Movies

‘From Where They Stood’ Review: Auschwitz, as Seen by Prisoners

Christoph Cognet’s “From Where They Stood” scrutinizes the amazing Holocaust record. Photo taken secretly by prisoners in Auschwitz-Birkenau and other concentration camps. Cognet’s analytical documentary employs a stance of investigating historians to explain photographs created and smuggled at deadly risk.

Unlike many Holocaust documentaries, this film relies on still images rather than archived footage or interviews with survivors. Cognet works with scholars to scrutinize these photographs and their proof of silence. One image reveals that a woman with a wound on her leg is the subject of a Nazi medical experiment. Other portraits capture people in a rest that looks eerily calm.

But the secret photo, known as Sonderkommando photo, has the most significant weight of all.
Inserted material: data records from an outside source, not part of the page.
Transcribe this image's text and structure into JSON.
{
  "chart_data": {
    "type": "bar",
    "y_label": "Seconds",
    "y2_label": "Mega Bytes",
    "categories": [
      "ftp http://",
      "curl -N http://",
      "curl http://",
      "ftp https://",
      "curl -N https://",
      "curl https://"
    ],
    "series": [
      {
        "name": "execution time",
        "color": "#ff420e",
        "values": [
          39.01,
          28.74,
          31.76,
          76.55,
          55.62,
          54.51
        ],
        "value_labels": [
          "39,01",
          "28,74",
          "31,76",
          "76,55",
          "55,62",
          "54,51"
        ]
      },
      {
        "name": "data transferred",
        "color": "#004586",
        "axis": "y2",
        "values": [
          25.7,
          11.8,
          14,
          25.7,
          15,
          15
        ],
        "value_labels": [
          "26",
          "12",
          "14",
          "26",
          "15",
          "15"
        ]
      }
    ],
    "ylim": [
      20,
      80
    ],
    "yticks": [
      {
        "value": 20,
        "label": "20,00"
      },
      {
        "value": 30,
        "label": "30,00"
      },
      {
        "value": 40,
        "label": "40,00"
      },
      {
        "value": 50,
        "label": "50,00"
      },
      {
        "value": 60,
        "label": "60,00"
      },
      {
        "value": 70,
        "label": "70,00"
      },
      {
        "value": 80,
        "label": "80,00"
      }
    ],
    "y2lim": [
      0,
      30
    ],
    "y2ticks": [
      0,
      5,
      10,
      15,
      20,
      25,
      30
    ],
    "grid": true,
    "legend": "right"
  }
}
These ghostly images depict a naked woman on her way to the gas chamber and then a corpse left in the field (both scenes are a cremation prisoner worker known as Sonderkommando). Is being monitored by). These numbers, apparently taken through a hole in the gas chamber from a considerable distance, are small and not well defined, but not so devastating.

Cognet (who also created a documentary about the artwork created at the camp) visits the camp site and recreates the exact location and line of sight of the photographer and his subject. His films can feel overly cerebral, like rushing into a seminar, and text cards do a lot of descriptive hard work. However, Cognet’s forensic approach claims to commemorate these events in a significant, physically specific way, creating a world without living witnesses to these fears, whether intentionally or unintentionally. Predict quietly.

From where they stood
Unrated. French, Polish, German, with subtitles. Execution time: 1 hour 55 minutes. At the theater.